The first thing that occurs to the visiting journalist is that, given the dimensions of the bed, Jefferson must have been a rather thin man of average height. The bedroom is set up in such a way that it gives the impression of observing a classic painting of the time in which it was tried to portray perhaps the exact moment in which "Declaration in hand" the Virginia man ran from the place towards the then Pennsylvania State House (now Independence Hall) leaving behind the messy bed, a pair of boots, an empty punch bag, dirty underwear in a basket and a faded jacket hanging on the closet door.
In reviewing the site, the journalist can’t stop thinking about the man behind the story. How is it that with only 33 years of age he manages to write such a definitive and resistant text?

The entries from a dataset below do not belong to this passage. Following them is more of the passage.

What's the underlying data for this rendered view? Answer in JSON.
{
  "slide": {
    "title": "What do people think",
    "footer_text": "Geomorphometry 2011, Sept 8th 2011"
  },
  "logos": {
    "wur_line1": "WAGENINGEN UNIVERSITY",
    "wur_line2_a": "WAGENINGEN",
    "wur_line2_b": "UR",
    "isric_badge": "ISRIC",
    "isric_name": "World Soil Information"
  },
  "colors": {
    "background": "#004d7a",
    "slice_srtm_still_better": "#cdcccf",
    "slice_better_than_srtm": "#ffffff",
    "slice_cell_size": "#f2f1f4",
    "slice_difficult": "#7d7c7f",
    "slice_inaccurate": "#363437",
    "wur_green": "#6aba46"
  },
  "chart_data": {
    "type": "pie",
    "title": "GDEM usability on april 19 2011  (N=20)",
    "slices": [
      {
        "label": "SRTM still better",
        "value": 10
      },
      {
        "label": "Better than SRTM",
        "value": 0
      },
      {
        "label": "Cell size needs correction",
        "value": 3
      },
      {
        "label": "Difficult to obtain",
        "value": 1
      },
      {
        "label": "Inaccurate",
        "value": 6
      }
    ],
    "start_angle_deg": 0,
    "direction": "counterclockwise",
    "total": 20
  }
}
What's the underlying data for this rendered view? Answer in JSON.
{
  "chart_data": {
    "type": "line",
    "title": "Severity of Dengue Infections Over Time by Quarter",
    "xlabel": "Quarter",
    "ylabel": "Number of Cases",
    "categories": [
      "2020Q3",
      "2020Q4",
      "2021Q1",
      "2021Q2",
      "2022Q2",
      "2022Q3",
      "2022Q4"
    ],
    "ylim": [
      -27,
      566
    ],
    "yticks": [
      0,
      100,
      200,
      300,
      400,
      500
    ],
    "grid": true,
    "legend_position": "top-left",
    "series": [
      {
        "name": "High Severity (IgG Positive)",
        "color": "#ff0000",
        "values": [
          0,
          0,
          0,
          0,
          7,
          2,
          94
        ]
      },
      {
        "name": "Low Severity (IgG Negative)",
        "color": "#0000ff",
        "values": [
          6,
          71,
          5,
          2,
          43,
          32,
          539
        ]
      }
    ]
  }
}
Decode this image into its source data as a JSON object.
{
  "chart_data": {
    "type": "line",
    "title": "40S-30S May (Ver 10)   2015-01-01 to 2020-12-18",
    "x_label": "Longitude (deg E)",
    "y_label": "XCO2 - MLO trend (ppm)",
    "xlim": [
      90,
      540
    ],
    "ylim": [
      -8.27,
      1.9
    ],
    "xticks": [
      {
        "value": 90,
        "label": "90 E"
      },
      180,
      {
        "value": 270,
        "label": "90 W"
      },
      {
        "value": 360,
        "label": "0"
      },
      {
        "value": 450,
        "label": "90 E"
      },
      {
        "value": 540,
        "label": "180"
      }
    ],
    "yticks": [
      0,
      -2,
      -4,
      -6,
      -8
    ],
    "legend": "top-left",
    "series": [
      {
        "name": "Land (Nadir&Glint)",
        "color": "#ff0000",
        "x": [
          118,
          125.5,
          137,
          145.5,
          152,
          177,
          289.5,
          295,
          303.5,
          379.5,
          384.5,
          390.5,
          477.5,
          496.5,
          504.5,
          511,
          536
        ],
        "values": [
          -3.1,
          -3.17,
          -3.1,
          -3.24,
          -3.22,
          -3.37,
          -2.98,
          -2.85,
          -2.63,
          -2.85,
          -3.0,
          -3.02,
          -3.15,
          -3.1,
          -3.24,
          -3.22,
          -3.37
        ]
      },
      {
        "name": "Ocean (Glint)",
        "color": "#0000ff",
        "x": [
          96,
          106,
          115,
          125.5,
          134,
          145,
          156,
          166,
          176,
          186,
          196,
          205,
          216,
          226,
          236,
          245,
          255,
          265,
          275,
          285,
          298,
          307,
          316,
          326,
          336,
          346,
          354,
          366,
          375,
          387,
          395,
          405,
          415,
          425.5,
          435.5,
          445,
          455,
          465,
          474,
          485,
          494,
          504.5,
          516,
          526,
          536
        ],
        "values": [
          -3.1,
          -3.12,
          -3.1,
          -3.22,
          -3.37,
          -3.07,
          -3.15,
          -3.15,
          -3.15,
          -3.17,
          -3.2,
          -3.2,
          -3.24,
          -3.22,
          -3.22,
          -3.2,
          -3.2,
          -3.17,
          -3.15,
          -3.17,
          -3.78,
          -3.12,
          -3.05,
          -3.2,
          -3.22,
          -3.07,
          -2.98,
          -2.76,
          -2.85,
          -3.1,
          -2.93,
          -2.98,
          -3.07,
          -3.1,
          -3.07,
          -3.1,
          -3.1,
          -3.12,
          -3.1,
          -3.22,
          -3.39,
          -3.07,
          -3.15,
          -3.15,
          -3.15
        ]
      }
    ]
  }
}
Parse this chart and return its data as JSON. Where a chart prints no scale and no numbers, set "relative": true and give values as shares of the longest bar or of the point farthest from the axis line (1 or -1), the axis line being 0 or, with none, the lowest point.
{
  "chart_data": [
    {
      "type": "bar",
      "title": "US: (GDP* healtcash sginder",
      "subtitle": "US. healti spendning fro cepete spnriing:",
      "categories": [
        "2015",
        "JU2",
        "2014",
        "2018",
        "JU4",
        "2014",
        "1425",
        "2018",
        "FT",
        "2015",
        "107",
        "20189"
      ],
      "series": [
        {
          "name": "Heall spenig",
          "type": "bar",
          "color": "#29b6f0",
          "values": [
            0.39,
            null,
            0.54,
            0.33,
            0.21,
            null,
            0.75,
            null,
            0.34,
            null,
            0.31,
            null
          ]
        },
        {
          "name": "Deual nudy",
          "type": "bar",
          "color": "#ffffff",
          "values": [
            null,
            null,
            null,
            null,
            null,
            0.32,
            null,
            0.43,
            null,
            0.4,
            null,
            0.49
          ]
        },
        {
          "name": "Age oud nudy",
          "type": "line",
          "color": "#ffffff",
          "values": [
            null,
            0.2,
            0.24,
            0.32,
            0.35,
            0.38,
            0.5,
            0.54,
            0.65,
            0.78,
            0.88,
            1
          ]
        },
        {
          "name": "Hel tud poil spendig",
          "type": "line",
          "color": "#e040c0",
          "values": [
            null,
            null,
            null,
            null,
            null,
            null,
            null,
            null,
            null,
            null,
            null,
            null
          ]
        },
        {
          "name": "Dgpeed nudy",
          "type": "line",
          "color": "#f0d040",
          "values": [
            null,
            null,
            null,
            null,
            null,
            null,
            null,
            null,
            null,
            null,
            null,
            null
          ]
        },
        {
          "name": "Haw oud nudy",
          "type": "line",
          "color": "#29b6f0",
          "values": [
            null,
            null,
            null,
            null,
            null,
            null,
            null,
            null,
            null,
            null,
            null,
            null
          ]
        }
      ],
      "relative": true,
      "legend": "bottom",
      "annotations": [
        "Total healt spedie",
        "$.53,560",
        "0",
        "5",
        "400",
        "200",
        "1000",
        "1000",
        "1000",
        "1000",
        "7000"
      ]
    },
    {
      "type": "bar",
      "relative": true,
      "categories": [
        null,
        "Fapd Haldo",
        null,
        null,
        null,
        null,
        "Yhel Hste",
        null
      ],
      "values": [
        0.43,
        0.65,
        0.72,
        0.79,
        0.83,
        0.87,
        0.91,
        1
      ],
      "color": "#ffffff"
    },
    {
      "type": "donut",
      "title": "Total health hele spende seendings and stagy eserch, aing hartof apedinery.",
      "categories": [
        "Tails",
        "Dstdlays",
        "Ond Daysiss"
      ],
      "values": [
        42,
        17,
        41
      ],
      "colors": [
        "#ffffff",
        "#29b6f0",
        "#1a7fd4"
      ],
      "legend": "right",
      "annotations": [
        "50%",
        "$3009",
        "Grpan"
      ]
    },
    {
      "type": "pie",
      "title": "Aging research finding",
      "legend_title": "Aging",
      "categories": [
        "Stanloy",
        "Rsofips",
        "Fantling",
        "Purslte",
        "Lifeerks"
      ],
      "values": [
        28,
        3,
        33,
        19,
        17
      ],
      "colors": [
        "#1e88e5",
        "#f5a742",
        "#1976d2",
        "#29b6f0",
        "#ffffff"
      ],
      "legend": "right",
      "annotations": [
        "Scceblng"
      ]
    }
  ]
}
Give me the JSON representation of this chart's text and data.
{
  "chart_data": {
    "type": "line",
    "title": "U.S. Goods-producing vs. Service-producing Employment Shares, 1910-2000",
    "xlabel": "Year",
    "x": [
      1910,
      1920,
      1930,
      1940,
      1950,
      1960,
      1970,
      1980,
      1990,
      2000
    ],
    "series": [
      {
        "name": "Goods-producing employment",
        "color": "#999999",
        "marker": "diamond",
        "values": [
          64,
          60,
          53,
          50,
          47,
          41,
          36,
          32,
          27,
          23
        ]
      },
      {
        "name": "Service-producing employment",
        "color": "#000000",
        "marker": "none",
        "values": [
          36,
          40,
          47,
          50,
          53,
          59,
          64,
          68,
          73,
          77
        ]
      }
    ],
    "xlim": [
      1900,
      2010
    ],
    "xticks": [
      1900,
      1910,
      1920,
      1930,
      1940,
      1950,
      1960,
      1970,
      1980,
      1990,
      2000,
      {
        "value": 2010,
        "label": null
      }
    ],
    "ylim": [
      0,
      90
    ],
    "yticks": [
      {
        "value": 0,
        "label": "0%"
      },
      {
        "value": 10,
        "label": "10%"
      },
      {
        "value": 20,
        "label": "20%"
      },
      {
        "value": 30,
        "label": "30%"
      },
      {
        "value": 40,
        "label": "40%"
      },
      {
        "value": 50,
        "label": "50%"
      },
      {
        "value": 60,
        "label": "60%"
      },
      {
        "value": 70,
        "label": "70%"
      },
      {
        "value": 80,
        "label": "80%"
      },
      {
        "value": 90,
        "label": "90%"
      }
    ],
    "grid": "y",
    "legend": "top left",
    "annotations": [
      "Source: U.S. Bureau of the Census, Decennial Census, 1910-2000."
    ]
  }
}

No doubt he must have had an overwhelming personality, a defiant intelligence and a judgment so strong, that it could face all contradictions.
"He was going through many things at once in his personal life: his mother had recently passed away; Jane, his younger daughter had died too; Martha, his wife, was escaping from the British army ... it is clear that his mind was more in Virginia than here in Philadelphia", Duncan points out.
Although the two rooms - the bedroom and the study - do not reflect the spirit of the author of the Declaration of Independence, its artifacts, the furniture inspired by the time and the artificiality of most objects, tell an important chapter of the history of the United States: in 17 days, a man from Virginia, known for his talent with letters, wrote the foundational document of one of the most powerful nations in the world, a document whose revolutionary ideas spread throughout the continent and changed the global political order forever.
This house, extremely simple in appearance and sadly artificial, nevertheless keeps that account that still today justifies the rebellion of men when a government attacks their most precious rights: that of life, freedom and the pursuit of happiness.
Although history makes Thomas Jefferson the author of the Declaration of the Independence of the United States, the truth is that the task of writing that text was entrusted by the Second Continental Congress to a committee of five representatives: Benjamin Franklin, for Pennsylvania; Robert Livingston, of New York; Roger Sherman of Connecticut; And John Adams of Massachusetts.
At the begining, Adams - known for his well-versed oratory skills- was called to draft the document, but the Massachusetts representative promoted Jefferson as the most qualified member of the Committee for the task.
Although there are no records that sufficiently inform how the Committee of Five worked, tradition indicates that they discussed the general lines, and Jefferson was in charged of putting together the list of grievances against king George III with which the colonies justified their separation from the English Crown.
After several revisions and corrections were made - including avoiding of any mention of slavery - the document was approved by Congress on July 4. It was until January 18, 1777, after the battles of Trenton and Pinceton that the statement was published with all the signatures of the delegates of the Second Continental Congress.